Mr Fletcher didn’t do his homework on BC’s Proportional Representation referendum (“The fix is in on proportional representation” Trail Times May 8).
Odd that a “legislative reporter” hasn’t heard or read BC’s “Bill 6 – 2017 Electoral Reform Referendum Act” legislation that he implies doesn’t exist, about this Fall’s referendum about changing to a Proportional Representation election system, nor read the government’s “How We Vote” website that clearly spells out that the public will know by the end of May what the Attorney General’s proposals are for the referendum question and how it will be rolled out.
Let me help Tom Fletcher to catch up on the homework he didn’t do prior to writing his piece.
1. A minimum turnout has indeed been legislated. The threshold for a Yes vote to win in the Fall, is a simple majority, i.e. 50 per cent + 1 of all BC’ers who cast a vote. Try googling the legislation, Mr F.
2. The public will have plenty of time to weigh the pro’s and con’s. The government website https://engage.gov.bc.ca/howwevote/ clearly says:
“Results of the public engagement will inform a report by the Attorney General with recommendations for the referendum. The report will be posted publicly on this website before being presented to Cabinet.
“The regulations will be completed after final direction is received from Cabinet later this spring and will contain detailed rules for the referendum. The Attorney General will then announce details of the referendum, including the referendum date, campaign rules and ballot question(s).”
3. As for the “fringe party” bogeyman, as a ‘political columnist’ one would expect that Mr Fletcher — rather than searching for the directorship of the hardly-heard-of group whose directors he slurs with innuendo — would have checked out the main Proportional Representation sites, such as Fair Vote Canada-BC. Searching for “PR4BC” would have found him this:-
“When we look at models for BC, …. the natural threshold to get a seat can range between 5 and 16%, depending on the design of the system and how it is implemented in each region.
“In the last three federal elections, all 15-20 “fringe” parties put together didn’t get 1% of the vote.

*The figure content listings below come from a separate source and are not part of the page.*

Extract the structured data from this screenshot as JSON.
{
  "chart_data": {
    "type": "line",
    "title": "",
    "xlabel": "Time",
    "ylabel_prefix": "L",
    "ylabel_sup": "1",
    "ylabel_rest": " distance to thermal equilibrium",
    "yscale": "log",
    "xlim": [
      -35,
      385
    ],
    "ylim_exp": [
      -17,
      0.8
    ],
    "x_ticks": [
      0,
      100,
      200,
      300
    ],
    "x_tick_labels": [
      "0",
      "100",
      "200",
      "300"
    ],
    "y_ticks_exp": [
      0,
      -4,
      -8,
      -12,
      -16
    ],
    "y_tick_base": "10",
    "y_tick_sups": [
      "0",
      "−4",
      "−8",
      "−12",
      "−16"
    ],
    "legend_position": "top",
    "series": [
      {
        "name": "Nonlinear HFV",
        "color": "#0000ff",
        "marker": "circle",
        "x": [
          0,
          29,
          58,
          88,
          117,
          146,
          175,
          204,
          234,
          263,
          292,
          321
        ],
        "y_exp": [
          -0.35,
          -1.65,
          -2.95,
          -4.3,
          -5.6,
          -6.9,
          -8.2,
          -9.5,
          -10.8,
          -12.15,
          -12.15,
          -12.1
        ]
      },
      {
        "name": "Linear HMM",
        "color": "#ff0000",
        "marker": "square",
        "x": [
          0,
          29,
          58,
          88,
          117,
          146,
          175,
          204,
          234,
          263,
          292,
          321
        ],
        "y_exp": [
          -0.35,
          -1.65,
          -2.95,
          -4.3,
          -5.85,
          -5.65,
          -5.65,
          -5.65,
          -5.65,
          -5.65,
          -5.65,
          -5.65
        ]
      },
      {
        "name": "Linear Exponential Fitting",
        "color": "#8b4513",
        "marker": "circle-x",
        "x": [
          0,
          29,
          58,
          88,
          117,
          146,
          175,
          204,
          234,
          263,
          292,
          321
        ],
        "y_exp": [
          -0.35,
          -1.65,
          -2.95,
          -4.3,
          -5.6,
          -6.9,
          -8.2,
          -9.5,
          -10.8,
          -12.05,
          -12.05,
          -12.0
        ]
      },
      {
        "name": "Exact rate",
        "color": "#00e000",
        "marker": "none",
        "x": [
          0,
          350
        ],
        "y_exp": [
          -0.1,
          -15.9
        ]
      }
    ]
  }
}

“If we look at other countries using proportional systems similar to what would be recommended for BC the number of parties in their legislatures is very similar to Canada today.
“Natural thresholds are built into made-for-BC systems because the proportionality would be at a REGIONAL level, not a province-wide level.”
Finally, Mr Fletcher and associates such as Bill Tieleman, how about the fine First-Past-The-Post country to the south of us, where the fringe is in power after having been invisibly absorbed into the Republican party?